Slightly embarrassed but unruffled, Paris-educated Mr. Kiet doesn't take his ranking too seriously. He points out that the list covers employees at foreign-owned companies, not Vietnamese entrepreneurs who also draw large salaries. Still, he reckons it should be a career booster, as corporate headhunters will know he commands a high price.
"Being wealthy in Vietnam isn't a problem today. Many people want to be rich," he says.
As foreign investors continue to pour money into Vietnam's vibrant economy, which grew by 8.2 percent last year, its 83 million people are dreaming of a bright future. After Vietnam suffered the privations of a state-planned economy, its new free-market policies – dubbed "renovation" by its architects – have, since the 1980s, slowly yielded to a turbo-powered model of capitalism that has put entrepreneurs back in the driver's seat.
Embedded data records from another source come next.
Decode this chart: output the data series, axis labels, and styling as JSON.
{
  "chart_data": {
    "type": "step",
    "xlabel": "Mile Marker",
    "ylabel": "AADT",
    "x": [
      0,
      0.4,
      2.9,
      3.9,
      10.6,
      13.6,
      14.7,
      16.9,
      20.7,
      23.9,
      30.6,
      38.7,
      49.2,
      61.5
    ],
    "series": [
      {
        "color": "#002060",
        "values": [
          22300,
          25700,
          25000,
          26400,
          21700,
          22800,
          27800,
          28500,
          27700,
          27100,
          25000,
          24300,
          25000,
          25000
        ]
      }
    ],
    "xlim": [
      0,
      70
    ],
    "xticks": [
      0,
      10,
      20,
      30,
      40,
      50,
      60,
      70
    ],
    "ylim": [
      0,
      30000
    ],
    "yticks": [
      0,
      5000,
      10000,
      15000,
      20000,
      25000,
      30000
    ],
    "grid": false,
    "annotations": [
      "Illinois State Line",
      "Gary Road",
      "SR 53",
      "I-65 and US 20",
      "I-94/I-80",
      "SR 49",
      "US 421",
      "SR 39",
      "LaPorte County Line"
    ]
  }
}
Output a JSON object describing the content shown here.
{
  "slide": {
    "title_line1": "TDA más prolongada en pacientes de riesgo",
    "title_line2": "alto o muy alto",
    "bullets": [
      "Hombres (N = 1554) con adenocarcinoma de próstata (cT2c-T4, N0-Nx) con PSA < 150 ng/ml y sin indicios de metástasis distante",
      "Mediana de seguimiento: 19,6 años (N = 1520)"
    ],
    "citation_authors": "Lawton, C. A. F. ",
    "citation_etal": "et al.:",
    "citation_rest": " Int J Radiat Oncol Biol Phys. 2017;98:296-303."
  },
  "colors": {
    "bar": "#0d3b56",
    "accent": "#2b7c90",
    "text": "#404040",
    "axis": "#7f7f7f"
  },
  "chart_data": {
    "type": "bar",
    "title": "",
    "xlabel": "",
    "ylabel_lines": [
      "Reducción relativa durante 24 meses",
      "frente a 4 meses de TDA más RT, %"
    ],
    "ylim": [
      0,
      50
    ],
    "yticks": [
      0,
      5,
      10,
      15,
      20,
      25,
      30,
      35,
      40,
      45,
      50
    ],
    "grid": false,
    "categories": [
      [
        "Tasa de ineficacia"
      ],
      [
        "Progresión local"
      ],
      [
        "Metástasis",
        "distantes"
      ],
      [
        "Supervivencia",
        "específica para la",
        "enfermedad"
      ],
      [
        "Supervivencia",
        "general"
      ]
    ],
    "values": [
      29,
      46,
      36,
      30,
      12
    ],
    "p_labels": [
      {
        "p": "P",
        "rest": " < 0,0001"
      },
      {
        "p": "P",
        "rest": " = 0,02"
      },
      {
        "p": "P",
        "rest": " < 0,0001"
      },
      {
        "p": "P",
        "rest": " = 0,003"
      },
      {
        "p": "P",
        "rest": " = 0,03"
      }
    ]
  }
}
Social attitudes toward public displays of wealth and success are shifting after decades of war and austerity, particularly among the under-24 crowd, which makes up over half of the population. Luxury-brand retailers are vying for consumers who until recently preferred to sock money away or invest quietly in real estate rather than flaunt it. And as Vietnam integrates fully into the world economy – it joined the World Trade Organization in January – such trends seem likely to grow, as more Vietnamese join the affluent classes and feel more secure about showing off.
"Vietnam is a country that's gone from looking down on entrepreneurs and private businessmen to revering them. This is a culture that worships successful entrepreneurship," says Than Trong Phuc, country manager for US chipmaker Intel, which is building a $1 billion plant in Vietnam.
Nowhere is the pace of change more apparent than in Ho Chi Minh City, Vietnam's commercial powerhouse.
When its stock exchange opened seven years ago inside a former colonial legislative assembly, it traded only a handful of stocks, three days a week. Turnover was paltry, and investors grumbled about the slow pace of government privatizations.